Ogni amante del calcio è sempre in prima linea per guardare i big match di qualsiasi categoria, ma se la risposta alla nostra domanda ti sembra scontata, forse occorre una sana riflessione. Non si tratta di esprimere semplicemente un giudizio estetico, ma di analizzare le componenti che formano il regolamento e dunque, anche i possibili movimenti della classifica e i relativi premi o “punizioni” per i club.
La Serie A è un fiume che sfocia nella UEFA
La prima riflessione che dobbiamo fare, riguarda la top 6 di Serie A, zona della classifica garantisce l’accesso ai tornei UEFA. Le prime quattro posizioni regalano la qualificazione in Champions, ma in caso di punteggio elevato dei club italiani nel ranking UEFA, le squadre qualificate diventano 5.

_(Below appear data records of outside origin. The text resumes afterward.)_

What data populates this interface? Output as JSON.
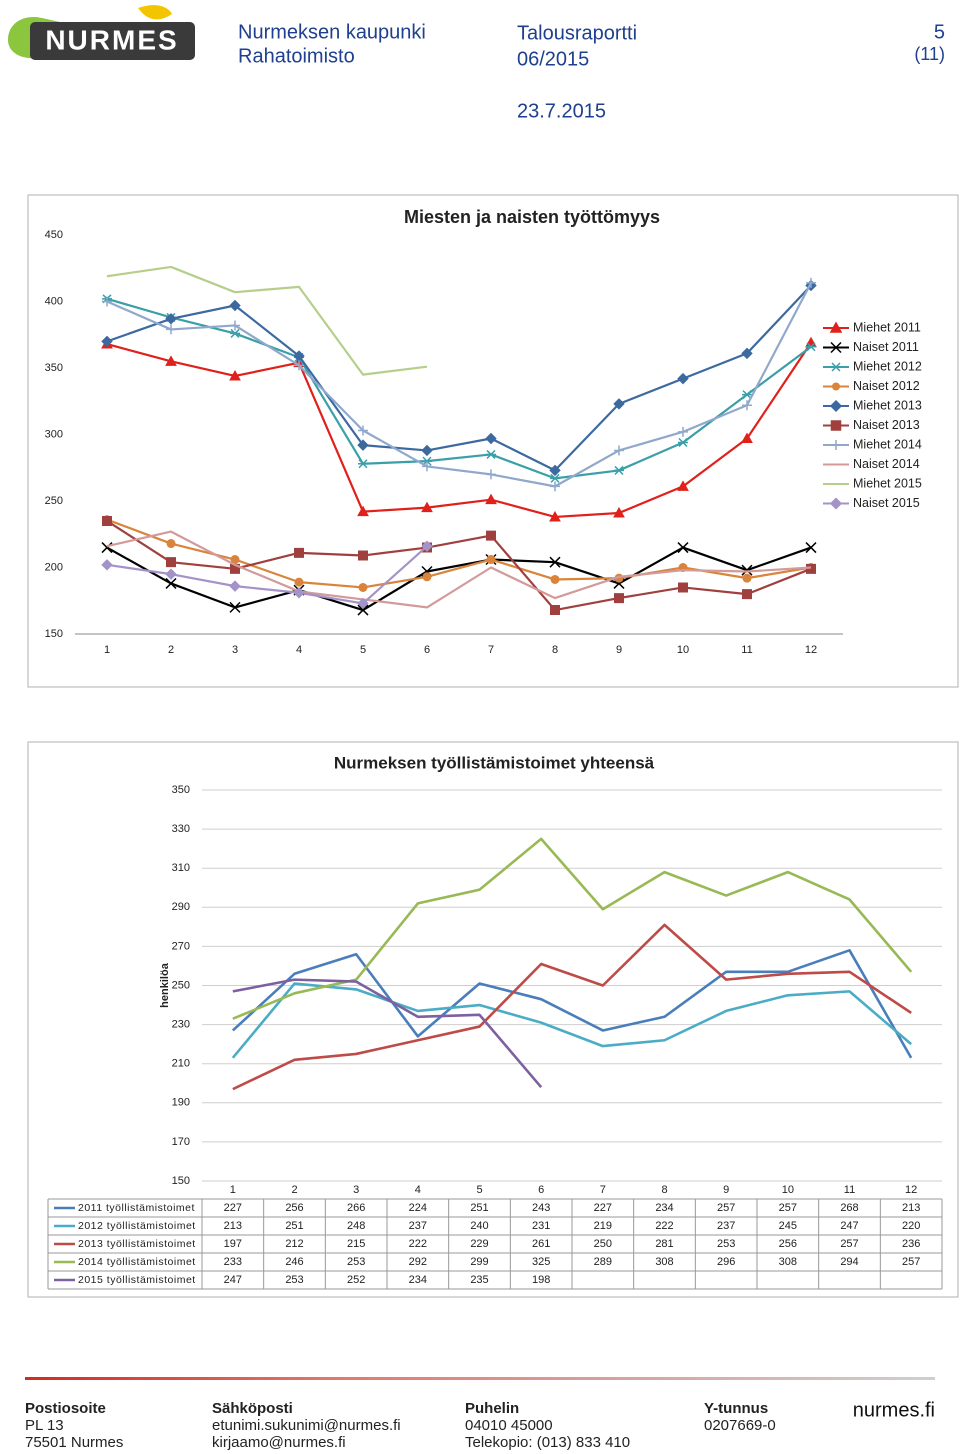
{
  "header": {
    "logo": "NURMES",
    "org": "Nurmeksen kaupunki",
    "dept": "Rahatoimisto",
    "report": "Talousraportti",
    "period": "06/2015",
    "page": "5",
    "pages": "(11)",
    "date": "23.7.2015"
  },
  "chart_data": [
    {
      "type": "line",
      "title": "Miesten ja naisten työttömyys",
      "categories": [
        "1",
        "2",
        "3",
        "4",
        "5",
        "6",
        "7",
        "8",
        "9",
        "10",
        "11",
        "12"
      ],
      "ylim": [
        150,
        450
      ],
      "yticks": [
        150,
        200,
        250,
        300,
        350,
        400,
        450
      ],
      "grid": false,
      "legend": "right",
      "series": [
        {
          "name": "Miehet 2011",
          "color": "#e0201b",
          "marker": "triangle",
          "values": [
            368,
            355,
            344,
            354,
            242,
            245,
            251,
            238,
            241,
            261,
            297,
            369
          ]
        },
        {
          "name": "Naiset 2011",
          "color": "#000000",
          "marker": "x",
          "values": [
            215,
            188,
            170,
            183,
            168,
            197,
            206,
            204,
            188,
            215,
            198,
            215
          ]
        },
        {
          "name": "Miehet 2012",
          "color": "#3a9fa8",
          "marker": "asterisk",
          "values": [
            402,
            388,
            376,
            358,
            278,
            280,
            285,
            267,
            273,
            294,
            330,
            366
          ]
        },
        {
          "name": "Naiset 2012",
          "color": "#d9843a",
          "marker": "circle",
          "values": [
            236,
            218,
            206,
            189,
            185,
            193,
            206,
            191,
            192,
            200,
            192,
            200
          ]
        },
        {
          "name": "Miehet 2013",
          "color": "#3c6aa0",
          "marker": "diamond",
          "values": [
            370,
            387,
            397,
            359,
            292,
            288,
            297,
            273,
            323,
            342,
            361,
            412
          ]
        },
        {
          "name": "Naiset 2013",
          "color": "#a0403e",
          "marker": "square",
          "values": [
            235,
            204,
            199,
            211,
            209,
            215,
            224,
            168,
            177,
            185,
            180,
            199
          ]
        },
        {
          "name": "Miehet 2014",
          "color": "#8fa8cc",
          "marker": "plus",
          "values": [
            400,
            379,
            382,
            352,
            303,
            276,
            270,
            261,
            288,
            302,
            322,
            414
          ]
        },
        {
          "name": "Naiset 2014",
          "color": "#d39a9a",
          "values": [
            216,
            227,
            202,
            182,
            176,
            170,
            200,
            177,
            193,
            198,
            197,
            200
          ]
        },
        {
          "name": "Miehet 2015",
          "color": "#b5cf8a",
          "values": [
            419,
            426,
            407,
            411,
            345,
            351,
            null,
            null,
            null,
            null,
            null,
            null
          ]
        },
        {
          "name": "Naiset 2015",
          "color": "#a393c8",
          "marker": "diamond",
          "values": [
            202,
            195,
            186,
            181,
            173,
            216,
            null,
            null,
            null,
            null,
            null,
            null
          ]
        }
      ]
    },
    {
      "type": "line",
      "title": "Nurmeksen työllistämistoimet yhteensä",
      "ylabel": "henkilöa",
      "categories": [
        "1",
        "2",
        "3",
        "4",
        "5",
        "6",
        "7",
        "8",
        "9",
        "10",
        "11",
        "12"
      ],
      "ylim": [
        150,
        350
      ],
      "yticks": [
        150,
        170,
        190,
        210,
        230,
        250,
        270,
        290,
        310,
        330,
        350
      ],
      "grid": true,
      "data_table": true,
      "series": [
        {
          "name": "2011 työllistämistoimet",
          "color": "#4a7ebb",
          "values": [
            227,
            256,
            266,
            224,
            251,
            243,
            227,
            234,
            257,
            257,
            268,
            213
          ]
        },
        {
          "name": "2012 työllistämistoimet",
          "color": "#4bacc6",
          "values": [
            213,
            251,
            248,
            237,
            240,
            231,
            219,
            222,
            237,
            245,
            247,
            220
          ]
        },
        {
          "name": "2013 työllistämistoimet",
          "color": "#be4b48",
          "values": [
            197,
            212,
            215,
            222,
            229,
            261,
            250,
            281,
            253,
            256,
            257,
            236
          ]
        },
        {
          "name": "2014 työllistämistoimet",
          "color": "#98b954",
          "values": [
            233,
            246,
            253,
            292,
            299,
            325,
            289,
            308,
            296,
            308,
            294,
            257
          ]
        },
        {
          "name": "2015 työllistämistoimet",
          "color": "#7d60a0",
          "values": [
            247,
            253,
            252,
            234,
            235,
            198,
            null,
            null,
            null,
            null,
            null,
            null
          ]
        }
      ]
    }
  ],
  "footer": {
    "columns": [
      {
        "heading": "Postiosoite",
        "lines": [
          "PL 13",
          "75501 Nurmes"
        ]
      },
      {
        "heading": "Sähköposti",
        "lines": [
          "etunimi.sukunimi@nurmes.fi",
          "kirjaamo@nurmes.fi"
        ]
      },
      {
        "heading": "Puhelin",
        "lines": [
          "04010 45000",
          "Telekopio: (013) 833 410"
        ]
      },
      {
        "heading": "Y-tunnus",
        "lines": [
          "0207669-0"
        ]
      }
    ],
    "site": "nurmes.fi"
  }
}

Questo è uno dei motivi per cui le quote vincente serie a nel palinsesto Antepost di Betfair sono tra le più analizzate dai tifosi e appassionati del mondo calcistico. Dalla quinta alla sesta posizione in classifica, o dalla sesta alla settima, il piazzamento garantisce la qualificazione in Europa League. L’ultima posizione utile della classifica di Serie A offre la qualificazione in Conference League, sette oppure otto squadre nei tornei UEFA, sicuramente rappresentano un ottimo incentivo per preferire la Serie A rispetto alle categorie minori.
A volte la Serie A può risultare più monotona, la Serie B è imprevedibile
Chi ha assistito a un intero campionato di Serie B dal campo, non esita a pronunciare la sua sentenza. La Serie Cadetta è spesso più imprevedibile della massima categoria, che per molte stagioni ha avuto sempre le stesse protagoniste. Per fortuna negli ultimi anni questo trend è cambiato notevolmente e anche la Serie A ha riacquistato il suo fascino.
Ci sono diverse ragioni che fanno della Serie B uno dei campionati più entusiasmanti e imprevedibili non solo del calcio italiano: come i playoff e i playout.
La Serie B ha i playoff e playout: il gap è sempre sottile
Le quote serie b aggiornate in tempo reale nel palinsesto di Betfair ci mostrano chiaramente come la classifica di Serie B sia divisa tra i club nelle due prime posizioni, favorite per la promozione in Serie A e i club che si trovano dalla terza all’ottava posizione, che disputeranno i playoff.
Sedicesima e diciassettesima posizione sono quelle che consentono ai due club di disputare i playout per ottenere un’ulteriore chance di salvezza, mentre dalla diciottesima alla ventesima posizione, le squadre vengono retrocesse in Serie C.
Ecco la cosa più interessante che rende la Serie B davvero entusiasmante: in poco più di 8 posizioni, c’è un ponte che può condurre alla Serie A o negli inferi di Serie C.
Un’altra caratteristica che stuzzica la passione dei tifosi e amanti del calcio, è che tra playoff e playout il gap è sempre irrisorio per la maggior parte della stagione. Nelle prime 25 – 30 giornate la differenza è inferiore ai 10 punti, per questo, basta perdere qualche partita per ritrovarsi dalla possibilità di andare in Serie A, al disastro agonistico della retrocessione in Serie C.